Print version ISSN 1517-8382

Braz. J. Microbiol. vol.42 no.1 São Paulo Jan./Mar. 2011 



Human T-Lymphotropic virus (HTLV) type I in vivo integration in oral keratinocytes



Martha C. Domínguez; Norma Enith González; Adalberto Sánchez; Felipe García Vallejo*

Laboratory of Molecular Biology and Pathogenesis. Department of Physiological Sciences. Faculty of Health. University of Valle, Cali, Colombia




Although the infection of HTLV-1 to cell components of the mouth have been previously reported, there was not until this report, a detailed study to show the characteristics of such infection. From 14 Tropical Spastic Paraparesis/ HTLV-1-Associated Myelopathy (HAM/TSP) patients and 11 asymptomatic carrier individuals (AC) coming from HTLV-1 endemic areas of southwest Pacific of Colombia, infected oral mucosa cells were primary cultured during five days. These cell cultures were immunophenotyped by dual color fluorescence cell assortment using different lymphocyte CD markers and also were immunohistochemically processed using a polyclonal anti-keratin antibody. Five days old primary cultures were characterized as oral keratinocytes, whose phenotype was CD3- /CD4-/CD8-/CD19-/CD14-/CD45-/A575-keratin+. From DNA extracted of primary cultures LTR, pol, env and tax HTLV-1 proviral DNA regions were differentially amplified by PCR showing proviral integration. Using poly A+ RNA obtained of these primary cultures, we amplify by RT-PCR cDNA of tax and pol in 57.14% (8/14) HAM/TSP patients and 27.28% (3/11) AC. Tax and pol poly A+ RNA were expressed only in those sIgA positive subjects. Our results showed that proviral integration and viral gene expression in oral keratinocytes are associated with a HTLV-1 specific local mucosal immune response only in those HTLV-1 infected individuals with detectable levels of sIgA in their oral fluids. Altogether the results gave strong evidence that oral mucosa infection would be parte of the systemic spreading of HTLV-1 infection.
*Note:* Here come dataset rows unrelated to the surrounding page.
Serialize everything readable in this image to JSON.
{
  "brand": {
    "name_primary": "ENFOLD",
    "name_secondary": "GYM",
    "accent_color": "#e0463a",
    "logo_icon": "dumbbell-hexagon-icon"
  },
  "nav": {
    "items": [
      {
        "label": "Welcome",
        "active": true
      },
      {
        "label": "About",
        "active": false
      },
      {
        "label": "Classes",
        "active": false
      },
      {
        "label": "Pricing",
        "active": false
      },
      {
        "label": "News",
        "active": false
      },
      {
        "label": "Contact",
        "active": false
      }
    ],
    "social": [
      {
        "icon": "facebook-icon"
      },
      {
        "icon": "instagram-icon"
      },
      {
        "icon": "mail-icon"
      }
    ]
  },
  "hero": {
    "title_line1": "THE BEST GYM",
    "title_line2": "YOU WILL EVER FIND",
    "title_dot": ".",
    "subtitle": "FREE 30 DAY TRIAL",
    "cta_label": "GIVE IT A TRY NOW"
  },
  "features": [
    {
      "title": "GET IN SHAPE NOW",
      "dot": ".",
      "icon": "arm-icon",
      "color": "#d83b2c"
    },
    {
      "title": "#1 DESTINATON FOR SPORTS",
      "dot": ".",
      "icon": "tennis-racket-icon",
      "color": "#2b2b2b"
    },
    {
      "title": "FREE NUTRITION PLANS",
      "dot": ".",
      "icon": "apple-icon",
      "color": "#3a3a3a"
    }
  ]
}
Key words: Oral keratinocytes. Oral mucosa. Human T-Lymphotropic virus type 1. Proviral integration. sIgA.




Human T-Lymphotropic virus - HTLV-1 is a human retrovirus initially associated with T-cell malignancies (27). HTLV-1 is a persistent virus, infecting 10 to 20 million people worldwide (28). Although, most of infected individuals remain as asymptomatic carriers, 1 to 2% develops the Tropical Spastic Paraparesis/HTLV-1-associated myelopathy (HAM/TSP) (24), and further 2 to 3% develop an aggressive Tcell leukemia/lymphoma (ATLL) (17). In addition to ATLL and HAM/TSP, HTLV-1 has been associated with a range of chronic or subacute inflammatory conditions in different tissues. These associations are weaker than those with ATL and HAM/TSP, and it is not yet agreed that HTLV-1 is the likely cause in each condition (19).

Over the last 25 years the geographical distribution of the HTLV-1 has been identified. The seroprevalence rates differ, according to geographic area, the socio-demographic composition of the population studied and individual risk behaviors. The areas of the world with the highest prevalence rates for HTLV-1 include southwestern Japan, several sub-Saharan African countries, Central and South America, and localized areas of Iran and Melanesia. In the Americas, higher prevalence rates are found in some countries in the Caribbean, such as Jamaica and Trinidad and Tobago. Somewhat lower seroprevalence rates are found in several countries in South America, including Brazil and Colombia (28, 37).

HTLV-1 is transmitted in three ways: (i) from mother to child during prolonged breastfeeding (12, 36); (ii) between sexual partners, mainly from man to woman (10); and (iii) through blood transfusion with HTLV-1nfected cells (22). In areas where the virus is highly endemic, mother-to-child transmission is sometimes the predominant route. Previous reports have suggested as a possible mode of virus transmission the oral fluids of infected individuals (38); recent evidence have documented transmission of HTLV-1 to rats by inoculation with human fluids or cells from infected subjects (32)

Previously we reported that secretory IgA antibody class specific to HTLV-1 proteins in oral fluids of seropositive individuals was correlated with the presence of free genomic RNA in oral fluids of HAM/TSP patients (33). Other studies have shown the detection of viral genomes in salivary secretions and provirus in DNA of salivary lymphocytes (1) and epithelial mouthwash cells (18).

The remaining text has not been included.